Unlike nearly every other area of the law, the federal material witness statute effectively allows detention of an individual without charging him with a crime. It is a process which dates back to the mid-16th century British common law and was first established in the United States by the 1789 Judiciary Act, and stands today as amended by the 1984 Bail Reform Act. Essentially, one is held when he is believed to be a critical witness to a criminal investigation and are either considered a flight risk or may for some other reason be incapable of or unwilling to attend to the needs of the investigators. The statute is most frequently invoked, particularly within the post-September 11th climate, as a means to detain a suspect without affording the same rights guaranteed to those charged with having committed a federal crime. In fact, of the 57 reported material witness detentions relative to terrorism, 27 faced either faced criminal charges themselves or were designated unlawful enemy combatants. Perhaps most disconcerting about the statute, aside from the evident ability of law enforcement to circumvent one’s habeas corpus rights, is that such detention could conceivably be indefinite.

In order for the government to hold one under the statute, two elements must be met:

1. That the witness be material in a criminal proceeding;
2. It is probably (probable cause) impracticable for that witness to be secured by subpoena.

So how have the courts interpreted the Material Witness status?

A. Probable cause exists that the witness cannot be secured by subpoena only if he is a fugitive or likely would flee the jurisdiction, and not simply when he insists upon refusing to appear before a grand jury until personally served.
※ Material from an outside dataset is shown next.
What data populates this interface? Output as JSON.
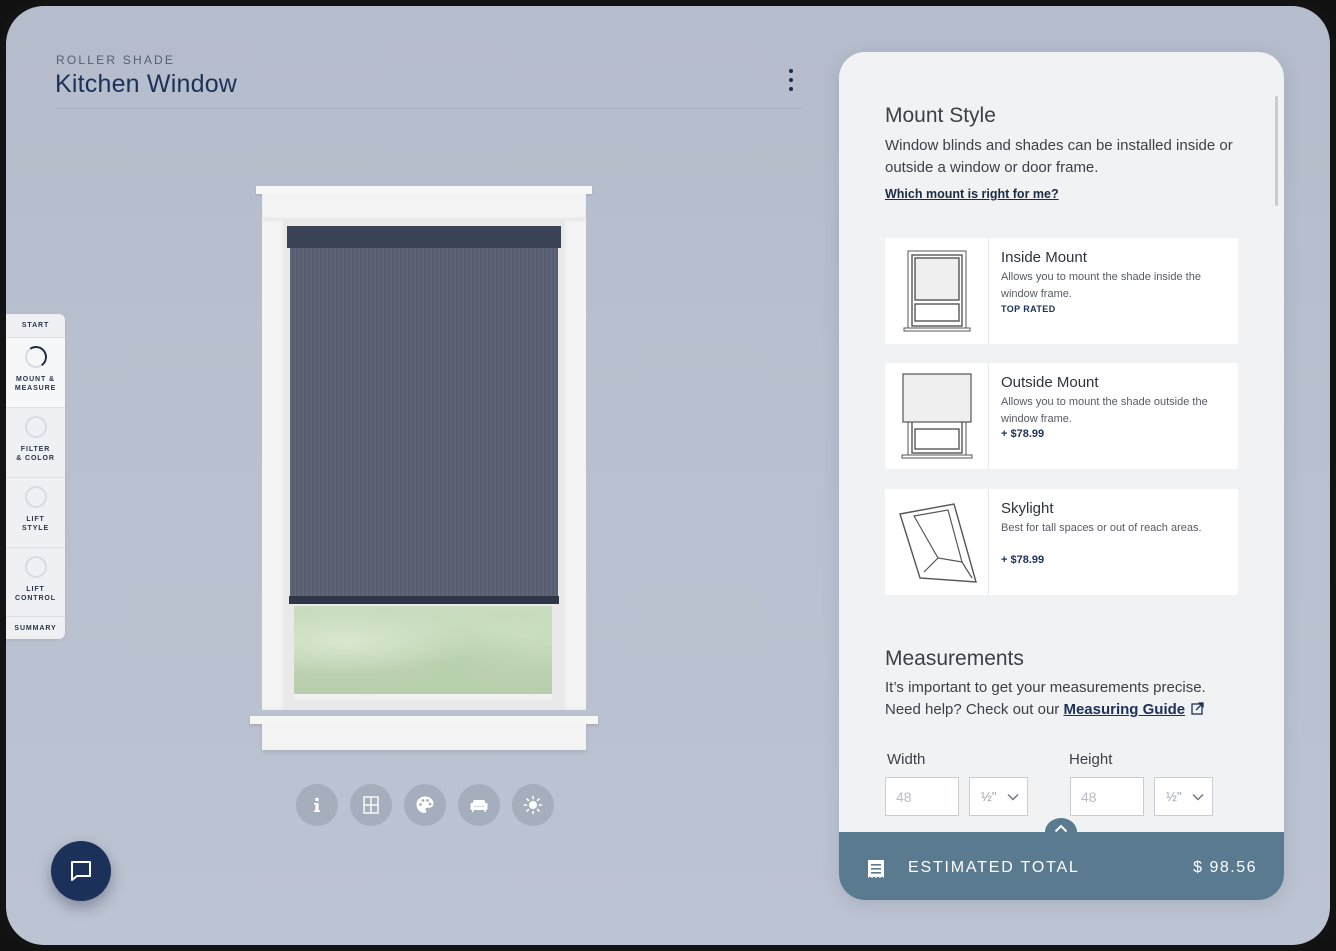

Arnsberg v United States, 757 F.2d 971 (9th Cir. 1984)

B. Counsel may be appointed or hired to represent those held as material witnesses. In re Class Action Application for Habeas Corpus, 612 F. Supp. 940 (W.D.T.X. 1985)

C. Except for those material witnesses whose identities have been sealed by court order, the government is obliged to make available the names of those detained under the statute. Ctr. for Nat'l Sec. Studies v. United States DOJ, 215 F. Supp. 2d 94 (D.D.C. 2002).